AI emerged as the hottest ticket in tech towards the end of 2022 when OpenAI launched ChatGPT.

In the chart below, you can see how Nvidia stock has reacted following a series of earnings reports since the start of last year. The earnings report data is annotated by the purple circles with the “E” in the middle.

NVDA chart

NVDA data by YCharts.

It’s clear that Nvidia stock has risen considerably over the past 20 months or so. More specifically, stocks rarely fell immediately after an earnings report, and when they did, the sell-off was short.

To me, this helps validate that buying Nvidia stock either before or after its latest earnings reports ended in the same result: gains.

NVDA PE ratio chart

NVDA PE Report; data by YCharts.

When it comes to valuation, Nvidia stock is less expensive today than it was a year ago on both a price-to-earnings (P/E) and price-to-free cash flow (P/FCF) basis. This compression in multiples has occurred because the company’s profits and cash flow are actually growing Faster than its sales, a sign of an incredibly healthy and strong operation.

Given the trends from its aforementioned Magnificent Seven peers, I’m cautiously optimistic that Nvidia could experience another impressive quarter. For these reasons, it might be a good idea to buy some shares now, as history suggests that Nvidia stock could be headed for further gains.

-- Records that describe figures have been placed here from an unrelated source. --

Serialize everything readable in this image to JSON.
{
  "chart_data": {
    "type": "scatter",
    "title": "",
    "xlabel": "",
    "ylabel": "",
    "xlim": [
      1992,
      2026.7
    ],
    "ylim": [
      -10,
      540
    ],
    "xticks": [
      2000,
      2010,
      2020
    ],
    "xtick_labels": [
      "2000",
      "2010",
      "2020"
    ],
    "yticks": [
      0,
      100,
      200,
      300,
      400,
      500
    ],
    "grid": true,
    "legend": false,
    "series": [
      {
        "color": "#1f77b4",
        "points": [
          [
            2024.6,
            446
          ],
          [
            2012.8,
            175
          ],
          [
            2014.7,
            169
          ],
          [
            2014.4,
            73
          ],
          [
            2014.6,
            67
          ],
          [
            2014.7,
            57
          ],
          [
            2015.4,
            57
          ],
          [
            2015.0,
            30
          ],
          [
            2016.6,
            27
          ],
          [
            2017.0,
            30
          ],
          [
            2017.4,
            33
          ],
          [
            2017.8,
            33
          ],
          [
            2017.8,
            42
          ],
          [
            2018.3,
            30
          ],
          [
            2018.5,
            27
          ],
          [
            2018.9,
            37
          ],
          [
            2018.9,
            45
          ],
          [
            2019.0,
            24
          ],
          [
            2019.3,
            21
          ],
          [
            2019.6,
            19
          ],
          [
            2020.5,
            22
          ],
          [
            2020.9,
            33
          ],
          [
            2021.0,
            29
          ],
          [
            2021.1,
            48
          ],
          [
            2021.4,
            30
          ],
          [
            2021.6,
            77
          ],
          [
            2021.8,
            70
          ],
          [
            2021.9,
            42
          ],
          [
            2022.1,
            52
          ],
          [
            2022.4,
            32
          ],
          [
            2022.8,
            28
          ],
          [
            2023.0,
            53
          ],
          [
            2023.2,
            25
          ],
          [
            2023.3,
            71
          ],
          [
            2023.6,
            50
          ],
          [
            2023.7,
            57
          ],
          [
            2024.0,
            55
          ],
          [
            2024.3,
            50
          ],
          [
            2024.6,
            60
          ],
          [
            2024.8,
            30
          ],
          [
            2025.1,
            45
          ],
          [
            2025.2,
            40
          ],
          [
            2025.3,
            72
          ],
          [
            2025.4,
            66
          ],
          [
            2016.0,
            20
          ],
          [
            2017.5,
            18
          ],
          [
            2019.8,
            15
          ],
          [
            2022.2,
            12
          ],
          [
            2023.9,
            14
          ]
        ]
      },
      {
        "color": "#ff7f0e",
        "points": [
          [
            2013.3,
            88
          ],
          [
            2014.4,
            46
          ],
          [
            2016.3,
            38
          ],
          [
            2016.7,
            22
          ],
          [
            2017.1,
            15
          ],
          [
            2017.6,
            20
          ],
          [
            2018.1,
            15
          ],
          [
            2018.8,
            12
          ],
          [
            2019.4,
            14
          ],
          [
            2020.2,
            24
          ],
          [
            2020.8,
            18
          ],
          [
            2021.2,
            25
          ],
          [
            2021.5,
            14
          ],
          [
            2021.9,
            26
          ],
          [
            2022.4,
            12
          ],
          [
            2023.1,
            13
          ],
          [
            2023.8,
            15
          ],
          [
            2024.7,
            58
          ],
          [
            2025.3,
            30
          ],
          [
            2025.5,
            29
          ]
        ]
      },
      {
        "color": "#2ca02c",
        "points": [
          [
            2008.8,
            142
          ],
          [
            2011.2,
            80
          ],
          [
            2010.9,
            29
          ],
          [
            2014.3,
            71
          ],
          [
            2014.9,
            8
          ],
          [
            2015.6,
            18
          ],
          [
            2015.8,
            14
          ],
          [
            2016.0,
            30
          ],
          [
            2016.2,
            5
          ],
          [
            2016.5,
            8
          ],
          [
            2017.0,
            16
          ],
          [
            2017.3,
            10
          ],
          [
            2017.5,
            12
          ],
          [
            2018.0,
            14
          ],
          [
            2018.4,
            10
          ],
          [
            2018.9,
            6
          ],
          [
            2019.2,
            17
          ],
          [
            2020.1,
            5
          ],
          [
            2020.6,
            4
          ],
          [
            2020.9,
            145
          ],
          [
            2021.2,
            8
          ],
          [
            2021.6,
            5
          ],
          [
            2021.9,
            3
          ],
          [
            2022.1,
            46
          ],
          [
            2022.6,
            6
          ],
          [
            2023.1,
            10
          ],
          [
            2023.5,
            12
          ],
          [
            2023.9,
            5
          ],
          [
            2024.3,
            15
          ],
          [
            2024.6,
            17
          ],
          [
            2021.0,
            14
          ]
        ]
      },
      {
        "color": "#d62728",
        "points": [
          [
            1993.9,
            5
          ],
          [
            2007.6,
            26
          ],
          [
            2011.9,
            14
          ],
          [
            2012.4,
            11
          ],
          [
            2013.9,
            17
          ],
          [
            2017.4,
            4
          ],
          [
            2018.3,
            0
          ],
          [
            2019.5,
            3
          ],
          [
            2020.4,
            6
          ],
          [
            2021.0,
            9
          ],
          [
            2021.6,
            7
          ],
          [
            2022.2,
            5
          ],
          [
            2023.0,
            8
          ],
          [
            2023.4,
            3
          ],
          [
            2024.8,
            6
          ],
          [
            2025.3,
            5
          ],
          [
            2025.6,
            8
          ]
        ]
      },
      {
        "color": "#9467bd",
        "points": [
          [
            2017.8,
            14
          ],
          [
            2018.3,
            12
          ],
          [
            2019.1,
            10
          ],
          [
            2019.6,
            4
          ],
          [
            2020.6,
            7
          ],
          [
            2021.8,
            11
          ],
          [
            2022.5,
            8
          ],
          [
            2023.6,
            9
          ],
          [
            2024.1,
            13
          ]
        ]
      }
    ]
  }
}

But I wouldn’t get too caught up in the exact moment. If you prefer to look at the earnings ratio first and then decide to buy the stock, you may be investing at a slightly higher valuation. Given the trends in the earnings chart, I’m confident that gains will still be on the horizon for long-term investors, whether or not they buy Nvidia stock before August 28.

John Mackey, former CEO of Whole Foods Market, an Amazon subsidiary, is a board member of The Motley Fool. Suzanne Frey, chief executive at Alphabet, is a member of the Motley Fool’s board of directors. Adam Spatacco has positions in Alphabet, Amazon, Microsoft and Nvidia. The Motley Fool has positions and recommends Alphabet, Amazon, Microsoft and Nvidia. The Motley Fool recommends the following options: long $395 January 2026 Microsoft calls and short $405 January 2026 Microsoft calls. The Motley Fool has a disclosure policy.